New issue
Advanced search Search tips

Issue 626019 link

Starred by 1 user

Issue metadata

Status: Fixed
Owner:
Closed: Jul 2016
Cc:
Components:
EstimatedDays: ----
NextAction: ----
OS: All
Pri: 1
Type: Bug



Sign in to add a comment

Chromium Perf FYI console is down

Project Member Reported by charliea@chromium.org, Jul 6 2016

Issue description

Steps to repro: navigate to https://uberchromegw.corp.google.com/i/chromium.perf.fyi/console

Screenshot: 
 
aziQnOHzBsY.png
35.3 KB View Download
Components: -Infra>Client Infra
Labels: Infra-Troopers
Infra trooper, would you mind help triaging this?

Comment 2 by no...@chromium.org, Jul 15 2016

Owner: no...@chromium.org
Status: Started (was: Untriaged)

Comment 3 by no...@chromium.org, Jul 15 2016

error log:

          File "/home/chrome-bot/buildbot/build/third_party/twisted_10_2/twisted/internet/defer.py", line 542, in _runCallbacks
            current.result = callback(current.result, *args, **kw)
          File "/home/chrome-bot/buildbot/build/third_party/buildbot_8_4p1/buildbot/status/web/console.py", line 810, in got_changes
            revisions)
          File "/home/chrome-bot/buildbot/build/third_party/buildbot_8_4p1/buildbot/status/web/console.py", line 445, in getAllBuildsForRevision
            revisions)
          File "/home/chrome-bot/buildbot/build/third_party/buildbot_8_4p1/buildbot/status/web/console.py", line 370, in getBuildsForRevision
            build, revision)
          File "/home/chrome-bot/buildbot/build/third_party/buildbot_8_4p1/buildbot/status/web/console.py", line 389, in getChangeForBuild
            changes.sort(key=self.comparator.getSortingKey())
          File "/home/chrome-bot/buildbot/build/scripts/master/gitiles_poller.py", line 121, in <lambda>
            return lambda c: self.sha1_lookup.__getitem__(c.revision)
        exceptions.KeyError: u'f449a7f4828a5610b1e21b8d2e378555fa59ca7b'

Comment 4 by no...@chromium.org, Jul 15 2016

Cc: robert...@chromium.org
this is an interesting bug to analyze:

gitiles_poller's storage of revision order is "changes" postgres table https://cs.chromium.org/chromium/build/scripts/master/gitiles_poller.py?q=gitiles_poller.py&sq=package:chromium&l=89

buildbot cleans up that table periodically on restart
https://cs.chromium.org/chromium/build/third_party/buildbot_8_4p1/buildbot/db/changes.py?q=prunechanges+file:%5Ebuild/third_party/buildbot_8_4p1/buildbot/&sq=package:chromium&l=264
, which happened few times recently

the "changeHorizon" value for master.chromium.perf.fyi seems to be 1000
https://cs.chromium.org/chromium/build/scripts/master/master_utils.py?q=buildHorizo+file:%5Ebuild/&sq=package:chromium&l=435
but current # of rows in the changes table is 3106. On other masters the value is 3000, so either I cannot find where did does it configure 3000 (more likely), or 2106 rows were created since last prune.
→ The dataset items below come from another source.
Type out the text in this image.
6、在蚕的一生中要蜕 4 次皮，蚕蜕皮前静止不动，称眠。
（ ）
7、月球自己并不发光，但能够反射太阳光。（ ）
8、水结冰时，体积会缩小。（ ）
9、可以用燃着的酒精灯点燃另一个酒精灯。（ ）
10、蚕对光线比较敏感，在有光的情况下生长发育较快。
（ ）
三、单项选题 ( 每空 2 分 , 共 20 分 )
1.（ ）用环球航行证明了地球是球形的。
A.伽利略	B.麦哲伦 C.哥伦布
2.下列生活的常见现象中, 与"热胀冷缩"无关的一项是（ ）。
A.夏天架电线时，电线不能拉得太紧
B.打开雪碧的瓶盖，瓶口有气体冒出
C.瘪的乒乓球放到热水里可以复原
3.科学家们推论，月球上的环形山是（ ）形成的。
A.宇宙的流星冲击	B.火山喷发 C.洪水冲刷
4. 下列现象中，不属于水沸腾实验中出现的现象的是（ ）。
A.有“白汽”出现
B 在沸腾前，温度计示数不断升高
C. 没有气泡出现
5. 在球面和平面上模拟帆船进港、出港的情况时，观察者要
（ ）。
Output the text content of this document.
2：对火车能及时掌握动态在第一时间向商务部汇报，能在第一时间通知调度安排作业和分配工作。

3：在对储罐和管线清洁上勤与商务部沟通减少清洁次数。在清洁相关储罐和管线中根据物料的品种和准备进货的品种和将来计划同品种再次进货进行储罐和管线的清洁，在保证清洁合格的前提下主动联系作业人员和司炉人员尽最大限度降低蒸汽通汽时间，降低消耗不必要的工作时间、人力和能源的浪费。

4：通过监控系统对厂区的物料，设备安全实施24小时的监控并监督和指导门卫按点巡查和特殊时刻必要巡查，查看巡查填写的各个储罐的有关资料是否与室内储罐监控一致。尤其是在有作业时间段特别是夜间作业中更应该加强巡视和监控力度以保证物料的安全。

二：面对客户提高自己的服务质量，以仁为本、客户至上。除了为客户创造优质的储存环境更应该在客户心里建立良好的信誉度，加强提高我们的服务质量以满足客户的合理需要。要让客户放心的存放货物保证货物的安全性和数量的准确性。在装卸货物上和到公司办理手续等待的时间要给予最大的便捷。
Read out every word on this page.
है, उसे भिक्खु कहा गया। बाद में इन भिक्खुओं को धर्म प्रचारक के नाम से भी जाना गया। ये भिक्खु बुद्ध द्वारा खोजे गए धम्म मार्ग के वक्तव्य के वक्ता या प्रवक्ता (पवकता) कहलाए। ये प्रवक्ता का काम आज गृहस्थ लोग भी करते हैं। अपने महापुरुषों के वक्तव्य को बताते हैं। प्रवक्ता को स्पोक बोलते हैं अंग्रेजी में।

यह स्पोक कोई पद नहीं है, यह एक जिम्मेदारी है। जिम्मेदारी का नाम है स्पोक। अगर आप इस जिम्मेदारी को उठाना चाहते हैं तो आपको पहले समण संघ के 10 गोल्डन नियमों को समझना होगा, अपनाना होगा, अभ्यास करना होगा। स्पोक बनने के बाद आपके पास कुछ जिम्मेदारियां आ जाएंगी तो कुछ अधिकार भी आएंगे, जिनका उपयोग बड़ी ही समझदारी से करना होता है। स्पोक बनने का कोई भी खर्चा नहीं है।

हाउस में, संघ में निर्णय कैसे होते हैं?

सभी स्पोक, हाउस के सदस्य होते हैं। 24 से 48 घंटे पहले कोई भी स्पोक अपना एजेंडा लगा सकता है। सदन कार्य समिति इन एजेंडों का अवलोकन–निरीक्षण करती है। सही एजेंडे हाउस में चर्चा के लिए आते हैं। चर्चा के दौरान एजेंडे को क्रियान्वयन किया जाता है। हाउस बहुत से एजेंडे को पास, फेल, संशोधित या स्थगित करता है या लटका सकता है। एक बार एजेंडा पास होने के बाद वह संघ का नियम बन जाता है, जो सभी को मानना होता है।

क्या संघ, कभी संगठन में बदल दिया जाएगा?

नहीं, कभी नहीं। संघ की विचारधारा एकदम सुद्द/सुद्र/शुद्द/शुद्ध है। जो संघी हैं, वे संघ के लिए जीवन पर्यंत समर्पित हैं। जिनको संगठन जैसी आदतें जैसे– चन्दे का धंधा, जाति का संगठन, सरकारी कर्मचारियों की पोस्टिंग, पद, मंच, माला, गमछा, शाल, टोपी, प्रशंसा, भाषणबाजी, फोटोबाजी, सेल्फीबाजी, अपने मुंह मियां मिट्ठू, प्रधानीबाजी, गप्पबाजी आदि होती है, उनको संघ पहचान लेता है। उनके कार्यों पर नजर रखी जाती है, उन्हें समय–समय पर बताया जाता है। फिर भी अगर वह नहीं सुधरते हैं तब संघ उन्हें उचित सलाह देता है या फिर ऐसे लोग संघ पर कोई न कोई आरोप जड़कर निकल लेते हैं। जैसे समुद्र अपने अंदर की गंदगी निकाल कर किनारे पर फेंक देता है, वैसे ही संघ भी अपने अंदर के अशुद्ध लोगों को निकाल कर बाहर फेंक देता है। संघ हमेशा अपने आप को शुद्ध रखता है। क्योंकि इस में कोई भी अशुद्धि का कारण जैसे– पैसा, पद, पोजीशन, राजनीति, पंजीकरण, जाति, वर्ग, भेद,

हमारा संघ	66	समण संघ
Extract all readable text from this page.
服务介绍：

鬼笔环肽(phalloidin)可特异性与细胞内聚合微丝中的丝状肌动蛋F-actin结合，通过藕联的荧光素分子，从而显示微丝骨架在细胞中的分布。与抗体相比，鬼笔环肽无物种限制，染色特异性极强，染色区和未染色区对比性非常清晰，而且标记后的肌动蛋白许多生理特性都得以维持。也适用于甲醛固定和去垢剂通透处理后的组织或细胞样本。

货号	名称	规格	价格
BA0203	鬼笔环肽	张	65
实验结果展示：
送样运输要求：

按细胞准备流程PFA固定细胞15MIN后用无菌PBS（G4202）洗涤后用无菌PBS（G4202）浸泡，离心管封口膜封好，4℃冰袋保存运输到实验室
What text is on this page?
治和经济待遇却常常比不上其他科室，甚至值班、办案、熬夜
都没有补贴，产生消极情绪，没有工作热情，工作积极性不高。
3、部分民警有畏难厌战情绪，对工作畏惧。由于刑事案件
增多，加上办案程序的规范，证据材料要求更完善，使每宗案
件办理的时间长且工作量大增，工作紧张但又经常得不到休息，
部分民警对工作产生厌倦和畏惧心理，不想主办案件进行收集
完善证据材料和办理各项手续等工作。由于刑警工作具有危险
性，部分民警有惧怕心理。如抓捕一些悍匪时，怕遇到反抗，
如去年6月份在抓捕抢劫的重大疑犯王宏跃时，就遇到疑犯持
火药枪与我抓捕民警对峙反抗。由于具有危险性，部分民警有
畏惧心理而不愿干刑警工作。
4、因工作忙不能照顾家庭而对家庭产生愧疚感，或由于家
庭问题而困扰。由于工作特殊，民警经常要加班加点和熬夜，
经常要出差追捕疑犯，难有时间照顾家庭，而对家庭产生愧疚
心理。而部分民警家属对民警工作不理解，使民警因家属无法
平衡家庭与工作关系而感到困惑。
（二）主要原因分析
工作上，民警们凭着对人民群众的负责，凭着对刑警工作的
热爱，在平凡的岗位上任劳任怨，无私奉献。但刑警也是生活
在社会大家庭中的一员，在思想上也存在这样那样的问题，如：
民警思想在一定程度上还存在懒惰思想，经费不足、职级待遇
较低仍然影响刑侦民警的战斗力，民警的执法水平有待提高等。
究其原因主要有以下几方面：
out of 3000+ changes 2617 are created by scheduling buildbucket builds:
chromiumperffyi=> select count(*) from changes where category = 'buildbucket';
 count 
-------
  2617
(1 row)

note that this correlates with the fact that perf team recently switched to buildbucket for scheduling builds

There is a lot of changes for the same revision:

chromiumperffyi=> select count(*) from (select distinct revision from changes where category = 'buildbucket') as distinct_revisions;
 count 
-------
   885
(1 row)

This happens when a build scheduler does not specify a globally unique id for a change: see "If id and revision are specified, buildbot master will search for an existing buildbot change prior creating a new one." in https://chromium.googlesource.com/chromium/tools/build/+/master/scripts/master/buildbucket/README.md#Build-parameters

I think the best way to go is to solve the root cause, so I will think if I can avoid the unique change id parameter or change the way perf builders schedule changes

Comment 5 by no...@chromium.org, Jul 15 2016

ftr we didn't experience this before because buildbucket was used only on tryservers which don't use console view

Comment 6 by no...@chromium.org, Jul 15 2016

some of builds where pushed through trigger recipe module, not buildbucket module (not by auto_bisect):
see step "trigger" in https://build.chromium.org/p/chromium.perf/builders/Win%20x64%20Builder/builds/11098

The trigger module also uses buildbucket behind the scenes, but copies change of the triggering buidlbot build to the buildbucket build being triggered. If that happens across masters (the case), there is no way to get a globally unique change id.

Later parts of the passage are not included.